O reducidos por la guerra. La guerra era, o así lo había determinado Ariel Halcopéndola, la relación que había transformado el mundo o este Cuento (si es que había alguna diferencia) en algo tan triste, tan desesperanzador e incierto. Como todas las guerras, una cosa no deseada, y, no obstante ello, inevitable. Con pérdidas atroces, por lo menos del lado de ellos. Qué pérdidas —y de qué modo— podían haber infligido ellos, era algo que Sophie no podía imaginar... Guerra: ¿podía ser, entonces, que todo cuanto quedara de ellos fuese un último reducto de valientes, acorralado hasta el último hombre en una desesperada acción de retaguardia?

¡No! Era algo demasiado terrible de pensar. Que pudieran morir. Extinguirse. Sophie sabía (nadie mejor) que ellos nunca habían abrigado sentimientos de amor hacia ella, ni hacia ninguna criatura como ella. Ellos le habían robado a Lila, y aunque la intención no hubiera sido la de dañar a Sophie, tampoco lo habían hecho, presumiblemente, por el amor que sintieran por Lila, sino por sus propias razones.
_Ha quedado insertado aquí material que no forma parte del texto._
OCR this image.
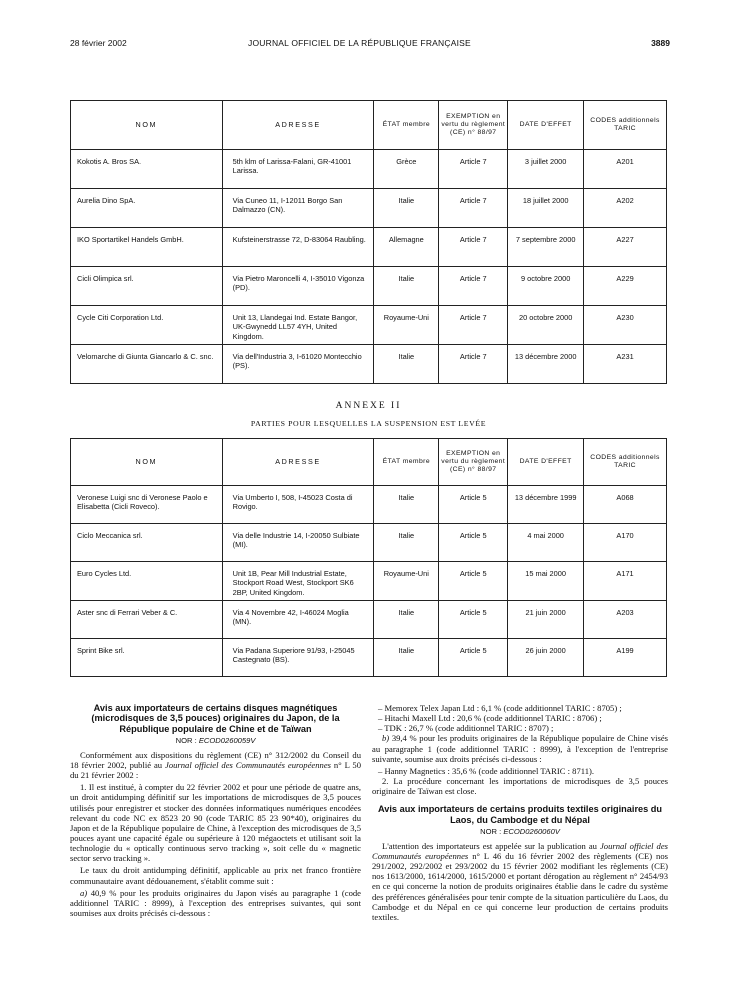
28 février 2002	JOURNAL OFFICIEL DE LA RÉPUBLIQUE FRANÇAISE	3889
NOM	ADRESSE	ÉTAT membre	EXEMPTION en vertu du règlement (CE) n° 88/97	DATE D'EFFET	CODES additionnels TARIC
Kokotis A. Bros SA.	5th klm of Larissa-Falani, GR-41001 Larissa.	Grèce	Article 7	3 juillet 2000	A201
Aurelia Dino SpA.	Via Cuneo 11, I-12011 Borgo San Dalmazzo (CN).	Italie	Article 7	18 juillet 2000	A202
IKO Sportartikel Handels GmbH.	Kufsteinerstrasse 72, D-83064 Raubling.	Allemagne	Article 7	7 septembre 2000	A227
Cicli Olimpica srl.	Via Pietro Maroncelli 4, I-35010 Vigonza (PD).	Italie	Article 7	9 octobre 2000	A229
Cycle Citi Corporation Ltd.	Unit 13, Llandegai Ind. Estate Bangor, UK-Gwynedd LL57 4YH, United Kingdom.	Royaume-Uni	Article 7	20 octobre 2000	A230
Velomarche di Giunta Giancarlo & C. snc.	Via dell'Industria 3, I-61020 Montecchio (PS).	Italie	Article 7	13 décembre 2000	A231
ANNEXE II
PARTIES POUR LESQUELLES LA SUSPENSION EST LEVÉE
NOM	ADRESSE	ÉTAT membre	EXEMPTION en vertu du règlement (CE) n° 88/97	DATE D'EFFET	CODES additionnels TARIC
Veronese Luigi snc di Veronese Paolo e Elisabetta (Cicli Roveco).	Via Umberto I, 508, I-45023 Costa di Rovigo.	Italie	Article 5	13 décembre 1999	A068
Ciclo Meccanica srl.	Via delle Industrie 14, I-20050 Sulbiate (MI).	Italie	Article 5	4 mai 2000	A170
Euro Cycles Ltd.	Unit 1B, Pear Mill Industrial Estate, Stockport Road West, Stockport SK6 2BP, United Kingdom.	Royaume-Uni	Article 5	15 mai 2000	A171
Aster snc di Ferrari Veber & C.	Via 4 Novembre 42, I-46024 Moglia (MN).	Italie	Article 5	21 juin 2000	A203
Sprint Bike srl.	Via Padana Superiore 91/93, I-25045 Castegnato (BS).	Italie	Article 5	26 juin 2000	A199
Avis aux importateurs de certains disques magnétiques (microdisques de 3,5 pouces) originaires du Japon, de la République populaire de Chine et de Taïwan
NOR : ECOD0260059V

Conformément aux dispositions du règlement (CE) n° 312/2002 du Conseil du 18 février 2002, publié au Journal officiel des Communautés européennes n° L 50 du 21 février 2002 :

1. Il est institué, à compter du 22 février 2002 et pour une période de quatre ans, un droit antidumping définitif sur les importations de microdisques de 3,5 pouces utilisés pour enregistrer et stocker des données informatiques numériques encodées relevant du code NC ex 8523 20 90 (code TARIC 85 23 90*40), originaires du Japon et de la République populaire de Chine, à l'exception des microdisques de 3,5 pouces ayant une capacité égale ou supérieure à 120 mégaoctets et utilisant soit la technologie du « optically continuous servo tracking », soit celle du « magnetic sector servo tracking ».

Le taux du droit antidumping définitif, applicable au prix net franco frontière communautaire avant dédouanement, s'établit comme suit :

a) 40,9 % pour les produits originaires du Japon visés au paragraphe 1 (code additionnel TARIC : 8999), à l'exception des entreprises suivantes, qui sont soumises aux droits précisés ci-dessous :

– Memorex Telex Japan Ltd : 6,1 % (code additionnel TARIC : 8705) ;
– Hitachi Maxell Ltd : 20,6 % (code additionnel TARIC : 8706) ;
– TDK : 26,7 % (code additionnel TARIC : 8707) ;

b) 39,4 % pour les produits originaires de la République populaire de Chine visés au paragraphe 1 (code additionnel TARIC : 8999), à l'exception de l'entreprise suivante, soumise aux droits précisés ci-dessous :

– Hanny Magnetics : 35,6 % (code additionnel TARIC : 8711).

2. La procédure concernant les importations de microdisques de 3,5 pouces originaire de Taïwan est close.

Avis aux importateurs de certains produits textiles originaires du Laos, du Cambodge et du Népal
NOR : ECOD0260060V

L'attention des importateurs est appelée sur la publication au Journal officiel des Communautés européennes n° L 46 du 16 février 2002 des règlements (CE) nos 291/2002, 292/2002 et 293/2002 du 15 février 2002 modifiant les règlements (CE) nos 1613/2000, 1614/2000, 1615/2000 et portant dérogation au règlement n° 2454/93 en ce qui concerne la notion de produits originaires établie dans le cadre du système des préférences généralisées pour tenir compte de la situation particulière du Laos, du Cambodge et du Népal en ce qui concerne leur production de certains produits textiles.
No, Sophie no tenía motivo alguno para quererlos, pero la sola idea de que pudieran morir, desaparecer del todo y para siempre, era tan insoportable como imaginar un invierno que no tuviese fin.

Y, sin embargo, ella creía que pronto podría contar a los pocos que quedaban.

Juntó el mazo y lo abrió en abanico frente a ella; luego extrajo una por una las figuras para que representaran a los que ella ya sabía, disponiéndolos en grupos con cartas bajas como sus séquitos, sus hijos, o sus agentes, hasta donde podía imaginarlos.

Uno para dormir y cuatro para las estaciones, tres para vaticinar los destinos, dos para ser Príncipe y Princesa, uno para llevar mensajes, no, dos para llevar mensajes, uno para ir y otro para volver... Era cuestión de discriminar las distintas funciones, saber cuáles correspondían a quiénes, y cuántos se necesitarían para realizarlas. Uno para traer los regalos, tres para repartir los regalos. Reina de Espadas, Rey de Espadas y Caballero de Espadas. Reina de Oros y Rey de Oros y diez cartas bajas por sus hijos...

¿Cincuenta y dos?

¿O era simplemente que al llegar a ese número (con la sola exclusión de los Arcanos Menores, la parte de la historia que ellos encarnaban) su mazo de cartas se agotaba?

Un ruido metálico, como si allá arriba en la buhardilla un juego de atizadores y tenazas hubiese rodado por el suelo, sonó de súbito por encima de su cabeza. Fumo, Fumo atareado con la orrería. Levantó la vista. Le pareció que la resquebrajadura del cielo raso se había alargado, pero ella dudaba de que eso hubiese sucedido realmente.

Tres para hacer las labores, dos para la música, uno para soñar los sueños. Metió las manos en las mangas. Pocos, en todo caso; no legiones. El plástico tenso contra la ventana era el pergamino de un tambor batido por el viento. Al parecer —era difícil saberlo— había empezado a nevar otra vez. Sophie, abandonando el recuento (no sabía aún lo suficiente; era inútil, y más aún en una tarde como ésta, hacer especulaciones cuando se sabía tan poco), recogió las cartas y las guardó, primero en el bolso, luego el bolso en el estuche.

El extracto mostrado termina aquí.